I’m starting to think the ethereumprovider event for success response is a cleaner API, but I’m definitely open to more thoughts.
1 Like
hey guys, I’m Andrey , implementing 1102 in status.im.
Agree with @bitpshr, ethereumprovider event looks cleaner, only one way how to get a provider, and safer, because we don’t post a message for success response. We also implemented in status immediate response if the domain was allowed before.
Do you plan to use CustomEvent? so it will be something like
window.addEventListener('ethereumprovider', (event) => {
const networkVersion = await event.detail.ethereum.send('net_version', []);
});
4 Likes
So, re: The UX of EIP 1102 - looking for a way to guarantee both user control of privacy and preserve the relative ease of UX available with current Metamask/web3.
My general idea to solve this is basically to find a way to automatically push a refresh and injection of window.ethereum based on an application requesting that, upon install of Metamask, their still-open tab will be able to have a pending request of availability somehow notify the user that they’ve requested access, and then upon access being granted, initiate the reload and window.ethereum injection. Doing so would not expose any user information without their request, while still allowing applications to have relatively seamless UX flow (with the workflow, 1. Request Metamask install and/or request acceptance, 2. Detect Metamask has been opened and accepted).
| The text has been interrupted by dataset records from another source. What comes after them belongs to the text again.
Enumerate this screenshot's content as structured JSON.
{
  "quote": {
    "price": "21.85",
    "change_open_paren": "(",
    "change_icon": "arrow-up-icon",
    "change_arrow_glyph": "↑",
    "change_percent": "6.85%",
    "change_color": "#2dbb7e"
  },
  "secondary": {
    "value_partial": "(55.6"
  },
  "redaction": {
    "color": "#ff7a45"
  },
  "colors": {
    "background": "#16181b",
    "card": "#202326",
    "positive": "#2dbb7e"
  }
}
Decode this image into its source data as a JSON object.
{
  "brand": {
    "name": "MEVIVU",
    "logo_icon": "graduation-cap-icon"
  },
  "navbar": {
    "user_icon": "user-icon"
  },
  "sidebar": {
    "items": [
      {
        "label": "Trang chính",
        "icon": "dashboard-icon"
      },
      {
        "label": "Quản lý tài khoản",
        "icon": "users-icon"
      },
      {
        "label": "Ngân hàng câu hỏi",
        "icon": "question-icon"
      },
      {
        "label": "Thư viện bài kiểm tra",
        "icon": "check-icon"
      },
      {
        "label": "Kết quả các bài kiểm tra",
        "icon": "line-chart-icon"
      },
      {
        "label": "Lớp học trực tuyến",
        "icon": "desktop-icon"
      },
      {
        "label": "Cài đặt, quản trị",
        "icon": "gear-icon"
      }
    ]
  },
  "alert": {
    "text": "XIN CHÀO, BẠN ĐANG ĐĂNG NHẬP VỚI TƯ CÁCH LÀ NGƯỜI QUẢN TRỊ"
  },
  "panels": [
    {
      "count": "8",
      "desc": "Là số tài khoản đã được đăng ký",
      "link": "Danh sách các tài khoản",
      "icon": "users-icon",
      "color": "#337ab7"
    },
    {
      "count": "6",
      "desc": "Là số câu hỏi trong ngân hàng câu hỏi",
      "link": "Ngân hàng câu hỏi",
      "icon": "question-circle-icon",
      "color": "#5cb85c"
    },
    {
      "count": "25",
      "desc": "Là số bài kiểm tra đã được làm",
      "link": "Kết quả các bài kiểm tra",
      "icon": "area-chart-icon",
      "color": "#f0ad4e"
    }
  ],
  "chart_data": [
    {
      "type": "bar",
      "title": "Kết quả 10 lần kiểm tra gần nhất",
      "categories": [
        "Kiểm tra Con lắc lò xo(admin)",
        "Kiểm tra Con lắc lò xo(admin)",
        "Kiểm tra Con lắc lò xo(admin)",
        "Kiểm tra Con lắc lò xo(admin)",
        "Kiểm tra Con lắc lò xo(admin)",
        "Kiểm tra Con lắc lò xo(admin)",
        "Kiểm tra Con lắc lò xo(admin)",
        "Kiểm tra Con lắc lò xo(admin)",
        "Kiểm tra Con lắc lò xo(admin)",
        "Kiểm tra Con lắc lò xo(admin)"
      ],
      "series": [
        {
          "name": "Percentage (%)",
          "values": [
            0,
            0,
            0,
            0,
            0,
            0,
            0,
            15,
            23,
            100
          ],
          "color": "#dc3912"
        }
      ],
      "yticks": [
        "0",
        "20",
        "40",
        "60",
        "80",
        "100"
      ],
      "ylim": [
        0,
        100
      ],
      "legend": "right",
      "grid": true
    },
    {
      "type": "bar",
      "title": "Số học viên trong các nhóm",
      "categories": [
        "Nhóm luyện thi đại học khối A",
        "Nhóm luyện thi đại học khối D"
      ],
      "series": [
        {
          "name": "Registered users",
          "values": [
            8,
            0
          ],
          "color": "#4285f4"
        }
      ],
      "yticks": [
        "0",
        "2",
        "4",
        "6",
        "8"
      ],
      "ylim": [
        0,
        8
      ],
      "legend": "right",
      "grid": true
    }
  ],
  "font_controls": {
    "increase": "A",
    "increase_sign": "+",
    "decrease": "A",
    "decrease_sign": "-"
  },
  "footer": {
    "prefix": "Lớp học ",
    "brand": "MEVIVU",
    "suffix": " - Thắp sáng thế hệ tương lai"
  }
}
The en-queuing of such a request could be easily accomplished by storage of a specially keyed cookie or localStorage object (e.g., _web3_permission_pending_request). Any risk of accidental acceptance of a website’s pending permission requests could be mitigated by a combiation of (a) only showing requests originating from open tabs or domains, and (b) sufficiently clear UX on the part of the ethereum provider (e.g. Metamask). I strongly encourage an approach like this for keeping UX simplicity.
I like how clean this is, and would be in favor of it provided there are no major downsides we can think of.